# Bought my first SHARK!!!



## vinjo (Dec 8, 2010)

I'm so excited, my shark arrived today. He's a little over 5 feet in length!!

I'll take a video and post tomorrow when I get a chance.


----------



## Al-Losaurus (Jul 21, 2009)

vinjo said:


> I'm so excited, my shark arrived today. He's a little over 5 feet in length!!
> 
> I'll take a video and post tomorrow when I get a chance.


How big?  lol nice congrats cant wait to see it.


----------



## ameekplec. (May 1, 2008)

?


----------



## Will (Jul 24, 2008)

ameekplec. said:


> ?


We can only hope!!!!!


----------



## caker_chris (Apr 22, 2010)

damn thats a big fish. Where do you live sea world?
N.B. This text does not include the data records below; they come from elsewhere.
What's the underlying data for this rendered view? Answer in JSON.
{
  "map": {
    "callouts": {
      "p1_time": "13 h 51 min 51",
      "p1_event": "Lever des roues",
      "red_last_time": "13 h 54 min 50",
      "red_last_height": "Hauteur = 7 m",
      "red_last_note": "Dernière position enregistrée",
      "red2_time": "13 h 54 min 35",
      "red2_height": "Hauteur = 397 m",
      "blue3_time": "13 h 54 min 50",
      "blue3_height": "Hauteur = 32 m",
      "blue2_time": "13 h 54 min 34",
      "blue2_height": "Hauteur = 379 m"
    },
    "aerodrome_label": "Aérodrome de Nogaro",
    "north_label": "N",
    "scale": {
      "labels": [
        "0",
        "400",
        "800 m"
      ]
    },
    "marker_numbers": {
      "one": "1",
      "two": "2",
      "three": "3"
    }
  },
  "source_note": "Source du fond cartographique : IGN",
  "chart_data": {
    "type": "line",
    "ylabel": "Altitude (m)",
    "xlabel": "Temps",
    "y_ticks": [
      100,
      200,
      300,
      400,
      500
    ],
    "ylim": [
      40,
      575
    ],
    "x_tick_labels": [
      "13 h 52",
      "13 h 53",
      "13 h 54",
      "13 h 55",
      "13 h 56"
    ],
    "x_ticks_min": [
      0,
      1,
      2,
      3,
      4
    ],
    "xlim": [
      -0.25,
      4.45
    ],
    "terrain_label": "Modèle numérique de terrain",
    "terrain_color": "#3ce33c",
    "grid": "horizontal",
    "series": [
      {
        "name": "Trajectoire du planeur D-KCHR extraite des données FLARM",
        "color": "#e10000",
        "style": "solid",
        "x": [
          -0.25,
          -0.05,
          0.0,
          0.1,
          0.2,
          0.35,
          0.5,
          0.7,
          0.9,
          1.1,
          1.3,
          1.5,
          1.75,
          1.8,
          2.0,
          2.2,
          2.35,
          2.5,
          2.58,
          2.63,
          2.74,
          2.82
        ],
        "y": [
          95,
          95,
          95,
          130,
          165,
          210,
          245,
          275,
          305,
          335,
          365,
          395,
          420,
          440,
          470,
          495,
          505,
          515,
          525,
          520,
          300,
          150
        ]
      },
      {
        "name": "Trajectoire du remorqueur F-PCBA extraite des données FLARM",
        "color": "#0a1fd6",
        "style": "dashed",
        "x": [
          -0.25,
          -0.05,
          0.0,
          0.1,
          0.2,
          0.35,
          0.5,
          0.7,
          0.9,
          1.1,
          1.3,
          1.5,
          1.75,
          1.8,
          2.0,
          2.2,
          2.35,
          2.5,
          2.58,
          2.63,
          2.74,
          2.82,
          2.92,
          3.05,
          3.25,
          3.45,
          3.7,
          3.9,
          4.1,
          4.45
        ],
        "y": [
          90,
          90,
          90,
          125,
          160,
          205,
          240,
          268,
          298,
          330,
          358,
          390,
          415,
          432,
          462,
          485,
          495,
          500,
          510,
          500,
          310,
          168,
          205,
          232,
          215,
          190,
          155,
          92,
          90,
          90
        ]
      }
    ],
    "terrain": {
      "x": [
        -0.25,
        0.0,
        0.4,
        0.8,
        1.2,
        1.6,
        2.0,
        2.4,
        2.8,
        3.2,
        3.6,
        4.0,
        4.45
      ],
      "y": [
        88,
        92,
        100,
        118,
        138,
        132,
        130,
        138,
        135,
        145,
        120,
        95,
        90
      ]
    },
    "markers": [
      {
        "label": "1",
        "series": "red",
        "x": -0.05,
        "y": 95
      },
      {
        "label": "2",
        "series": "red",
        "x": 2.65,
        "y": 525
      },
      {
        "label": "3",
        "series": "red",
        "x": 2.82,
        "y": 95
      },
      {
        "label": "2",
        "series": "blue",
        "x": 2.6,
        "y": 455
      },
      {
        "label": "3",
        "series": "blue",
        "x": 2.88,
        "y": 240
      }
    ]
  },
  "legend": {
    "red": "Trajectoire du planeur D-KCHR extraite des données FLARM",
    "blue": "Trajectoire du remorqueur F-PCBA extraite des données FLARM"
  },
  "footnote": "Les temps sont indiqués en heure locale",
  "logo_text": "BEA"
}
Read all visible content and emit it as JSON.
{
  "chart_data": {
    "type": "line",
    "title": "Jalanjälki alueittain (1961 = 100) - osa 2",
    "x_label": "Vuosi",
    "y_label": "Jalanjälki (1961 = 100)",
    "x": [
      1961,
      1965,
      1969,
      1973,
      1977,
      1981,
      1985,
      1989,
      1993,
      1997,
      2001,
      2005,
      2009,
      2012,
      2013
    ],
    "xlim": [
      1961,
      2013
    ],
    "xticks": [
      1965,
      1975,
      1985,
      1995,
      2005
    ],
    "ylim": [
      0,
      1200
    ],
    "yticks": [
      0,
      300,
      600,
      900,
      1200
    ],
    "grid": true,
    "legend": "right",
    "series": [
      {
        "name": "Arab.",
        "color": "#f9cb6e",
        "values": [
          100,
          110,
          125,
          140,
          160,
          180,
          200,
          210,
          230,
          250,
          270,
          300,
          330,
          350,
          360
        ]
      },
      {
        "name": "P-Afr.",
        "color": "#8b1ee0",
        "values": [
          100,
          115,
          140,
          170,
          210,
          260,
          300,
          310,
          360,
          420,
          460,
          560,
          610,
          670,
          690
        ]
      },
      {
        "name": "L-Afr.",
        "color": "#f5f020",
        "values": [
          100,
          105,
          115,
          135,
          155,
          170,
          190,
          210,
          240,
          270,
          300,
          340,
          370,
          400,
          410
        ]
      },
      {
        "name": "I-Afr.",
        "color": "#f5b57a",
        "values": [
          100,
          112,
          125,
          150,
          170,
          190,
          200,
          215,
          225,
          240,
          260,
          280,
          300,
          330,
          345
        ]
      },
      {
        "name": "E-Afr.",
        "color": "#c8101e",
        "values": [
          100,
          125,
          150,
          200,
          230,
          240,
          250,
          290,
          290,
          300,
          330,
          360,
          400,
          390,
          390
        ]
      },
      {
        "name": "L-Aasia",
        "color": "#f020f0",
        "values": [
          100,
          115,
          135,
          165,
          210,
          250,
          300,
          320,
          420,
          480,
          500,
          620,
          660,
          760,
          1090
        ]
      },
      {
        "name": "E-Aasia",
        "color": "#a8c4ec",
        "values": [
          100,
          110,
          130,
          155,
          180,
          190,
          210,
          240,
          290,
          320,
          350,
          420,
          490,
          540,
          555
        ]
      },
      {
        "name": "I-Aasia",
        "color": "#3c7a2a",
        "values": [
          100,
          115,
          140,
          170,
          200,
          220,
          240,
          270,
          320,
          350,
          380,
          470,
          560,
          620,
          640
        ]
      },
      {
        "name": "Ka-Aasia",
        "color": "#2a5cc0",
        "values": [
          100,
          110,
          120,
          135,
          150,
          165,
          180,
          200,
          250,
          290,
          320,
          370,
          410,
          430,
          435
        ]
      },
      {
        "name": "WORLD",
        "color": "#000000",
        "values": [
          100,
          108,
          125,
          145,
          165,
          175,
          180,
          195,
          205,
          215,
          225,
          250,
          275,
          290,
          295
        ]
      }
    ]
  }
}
Lol, what kind of shark is it and how big is your tank?


----------



## bigfishy (Jun 19, 2009)

5ft+ shark is like an adult black tip reef shark...

the transportation fee must be astronomical...


----------



## Holidays (Apr 18, 2010)

hey don't be a hater, let's see the shark


----------



## adrenaline (Jan 17, 2011)

I'm really curious on how big the tank is too. that's a BIG shark... Soooo jealous lol


----------



## J-Miles-21 (Sep 25, 2010)

where did u find a place that would ship you a 5ft shark?


----------



## ninjaturtle (Apr 12, 2011)

haha thats awesome but lets c the pic.

where do u find the space to house this? give us the specs pls


----------



## trailblazer295 (Mar 7, 2010)

I saw this while scrolling the main page, very curious to see.


----------



## adrenaline (Jan 17, 2011)

you'd need something huge for this... Like an indoor pool lol. a vary large one! This is not a child friendly pet haha


----------



## jediwiggles (Aug 29, 2009)

adrenaline said:


> you'd need something huge for this... Like an indoor pool lol. a vary large one! This is not a child friendly pet haha


But I'm sure if your child acts up, jaws will straighten them out...


----------



## vinjo (Dec 8, 2010)

Ameekplec is correct! This thing arrived in the mail yesterday.

It's so awesome it's a really fun toy!








ameekplec. said:


> ?


----------



## 50seven (Feb 14, 2010)

Haha, ROFL! That is wack! Looks like tons of fun! 

I was expecting there to be a punch line somewhere in this thread...

Sent from my HTC Magic using Tapatalk


----------



## Will (Jul 24, 2008)

The punchline is so many of you guys thought he had gotten a live human sized shark.

hehehe


----------



## azotemia (Jan 28, 2009)

vinjo said:


> Ameekplec is correct! This thing arrived in the mail yesterday.
> 
> It's so awesome it's a really fun toy!


i like i like! where did you get this????


----------



## Cintax (Jun 16, 2011)

http://www.thisiswhyimbroke.com/


----------



## adrenaline (Jan 17, 2011)

ooo I want one! lol

And thanks for the link to the site... now I WILL go broke... so many cool and useless things. It's like the ultimate radio shack. The best place to buy all the things you never knew you didn't need!


----------



## vinjo (Dec 8, 2010)

I bought it from the company website http://airswimmers.com/


----------



## Chromey (Sep 25, 2010)

Anyone see a lawsuite with this one?

http://www.amazon.com/dp/B004ZMN8IU/?tag=047-20


----------



## Holidays (Apr 18, 2010)

boo...plastic...how are you gonna enjoy the shark fin soup? hehe


----------



## CoryKat (Apr 8, 2011)

I've also seen it at Mastermind in the Ontario Science Centre for under $50. They had the clownfish - not sure if they have the shark.


----------



## Al-Losaurus (Jul 21, 2009)

hahaha i was thinking how the hell would you get a five foot shark delivered and how the heck you would have space for such a huge fish. lmao very good one..


----------



## ameekplec. (May 1, 2008)

Holidays said:


> boo...plastic...how are you gonna enjoy the shark fin soup? hehe


They easily detach!


----------



## azotemia (Jan 28, 2009)

Cintax said:


> http://www.thisiswhyimbroke.com/


thanks for the site!


----------



## carmenh (Dec 20, 2009)

Bahahaha from one of the reviews of the giant ball...

"the fun is definitely limited by lack of oxygen."

Too funny!



Chromey said:


> Anyone see a lawsuite with this one?
> 
> http://www.amazon.com/dp/B004ZMN8IU/?tag=047-20


----------



## J-Miles-21 (Sep 25, 2010)

boooooooooooooooo


----------